Nach den ersten drei Folgen fragte ich mich, ob ich die Serie deshalb so beunruhigend fand, weil ich, ohne eine konkrete Erinnerung daran zu haben, Teile davon bereits vor über einem Jahrzehnt im Fernsehen gesehen haben könnte. Und ob sich diese Szenen, Bilder und audiovisuellen Fragmente seither vielleicht immer weiter in meinem Unterbewusstsein (oder Traumbewusstsein) zersetzt hatten, längst unendlich klein und winzig geworden waren, und nun wie molekularer Staub alles bedeckten, unverständlich geworden und fremd.

Ich machte eine kurze Pause und schaute in den Abendhimmel über Neukölln, der so wenig echt wirkte wie die simulierte Landschaft des eben erschienenen Bildschirmschoners.
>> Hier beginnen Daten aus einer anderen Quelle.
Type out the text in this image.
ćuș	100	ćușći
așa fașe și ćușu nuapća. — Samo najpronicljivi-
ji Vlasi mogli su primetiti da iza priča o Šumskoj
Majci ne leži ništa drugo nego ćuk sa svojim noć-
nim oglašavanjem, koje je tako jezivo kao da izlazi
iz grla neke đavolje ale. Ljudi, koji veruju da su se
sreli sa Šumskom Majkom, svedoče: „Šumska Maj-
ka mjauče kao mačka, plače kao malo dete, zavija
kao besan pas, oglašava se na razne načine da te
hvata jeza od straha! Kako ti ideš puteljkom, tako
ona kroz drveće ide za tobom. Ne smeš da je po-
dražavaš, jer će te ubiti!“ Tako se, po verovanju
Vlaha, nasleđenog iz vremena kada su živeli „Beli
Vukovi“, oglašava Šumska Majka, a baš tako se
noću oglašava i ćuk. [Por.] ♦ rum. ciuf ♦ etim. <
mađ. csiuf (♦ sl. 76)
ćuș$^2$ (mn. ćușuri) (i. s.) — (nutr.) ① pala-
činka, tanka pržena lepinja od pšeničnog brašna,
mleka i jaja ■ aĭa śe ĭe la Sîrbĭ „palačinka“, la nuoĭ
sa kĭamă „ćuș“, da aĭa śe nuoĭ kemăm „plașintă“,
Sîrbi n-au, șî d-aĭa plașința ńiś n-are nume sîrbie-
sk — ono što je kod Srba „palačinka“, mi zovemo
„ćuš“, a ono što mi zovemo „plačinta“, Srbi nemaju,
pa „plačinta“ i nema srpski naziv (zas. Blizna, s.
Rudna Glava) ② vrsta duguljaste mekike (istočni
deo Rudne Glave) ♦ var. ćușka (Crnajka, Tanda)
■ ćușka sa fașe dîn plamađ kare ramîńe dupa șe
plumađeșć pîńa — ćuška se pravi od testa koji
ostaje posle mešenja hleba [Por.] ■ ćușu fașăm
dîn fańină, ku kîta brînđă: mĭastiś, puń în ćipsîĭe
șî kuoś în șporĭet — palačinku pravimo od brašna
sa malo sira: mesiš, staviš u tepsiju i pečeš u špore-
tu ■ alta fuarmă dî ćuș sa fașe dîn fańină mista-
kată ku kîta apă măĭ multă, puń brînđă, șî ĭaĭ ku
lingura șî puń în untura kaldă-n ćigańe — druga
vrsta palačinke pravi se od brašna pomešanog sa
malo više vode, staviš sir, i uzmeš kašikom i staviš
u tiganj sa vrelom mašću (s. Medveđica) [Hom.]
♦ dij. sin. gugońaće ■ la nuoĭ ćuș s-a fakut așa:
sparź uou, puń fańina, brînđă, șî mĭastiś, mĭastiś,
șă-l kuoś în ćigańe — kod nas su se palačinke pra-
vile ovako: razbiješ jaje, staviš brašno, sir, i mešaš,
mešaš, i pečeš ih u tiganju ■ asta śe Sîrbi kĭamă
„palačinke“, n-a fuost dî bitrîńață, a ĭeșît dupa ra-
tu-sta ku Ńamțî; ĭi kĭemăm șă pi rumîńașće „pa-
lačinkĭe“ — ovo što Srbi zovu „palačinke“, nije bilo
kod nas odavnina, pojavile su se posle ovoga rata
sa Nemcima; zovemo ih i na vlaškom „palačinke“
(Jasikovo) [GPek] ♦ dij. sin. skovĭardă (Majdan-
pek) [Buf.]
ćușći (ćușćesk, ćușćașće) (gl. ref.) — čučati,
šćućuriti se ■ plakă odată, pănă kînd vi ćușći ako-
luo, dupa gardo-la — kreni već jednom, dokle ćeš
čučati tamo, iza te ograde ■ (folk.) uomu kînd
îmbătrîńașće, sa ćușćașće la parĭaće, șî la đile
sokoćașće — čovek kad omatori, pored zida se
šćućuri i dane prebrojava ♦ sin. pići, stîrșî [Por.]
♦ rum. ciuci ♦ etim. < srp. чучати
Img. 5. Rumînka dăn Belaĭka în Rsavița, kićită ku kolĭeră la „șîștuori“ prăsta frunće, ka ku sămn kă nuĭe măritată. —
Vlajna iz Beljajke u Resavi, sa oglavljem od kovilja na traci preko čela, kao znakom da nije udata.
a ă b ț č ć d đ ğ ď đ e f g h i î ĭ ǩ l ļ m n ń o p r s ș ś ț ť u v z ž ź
Dort (auf dem spiegelnden Screen) glitt etwas Unbekanntes in großer Höhe zwischen einsamen, schwarzen Bergketten entlang. Darunter versanken leere Täler in bonbonfarbenem Nebel. Ich klickte die Moorhuhn Slot Machine beiseite, die hinter dem Bildschirmschoner aufgeploppt war, dann startete ich schon die nächste Folge.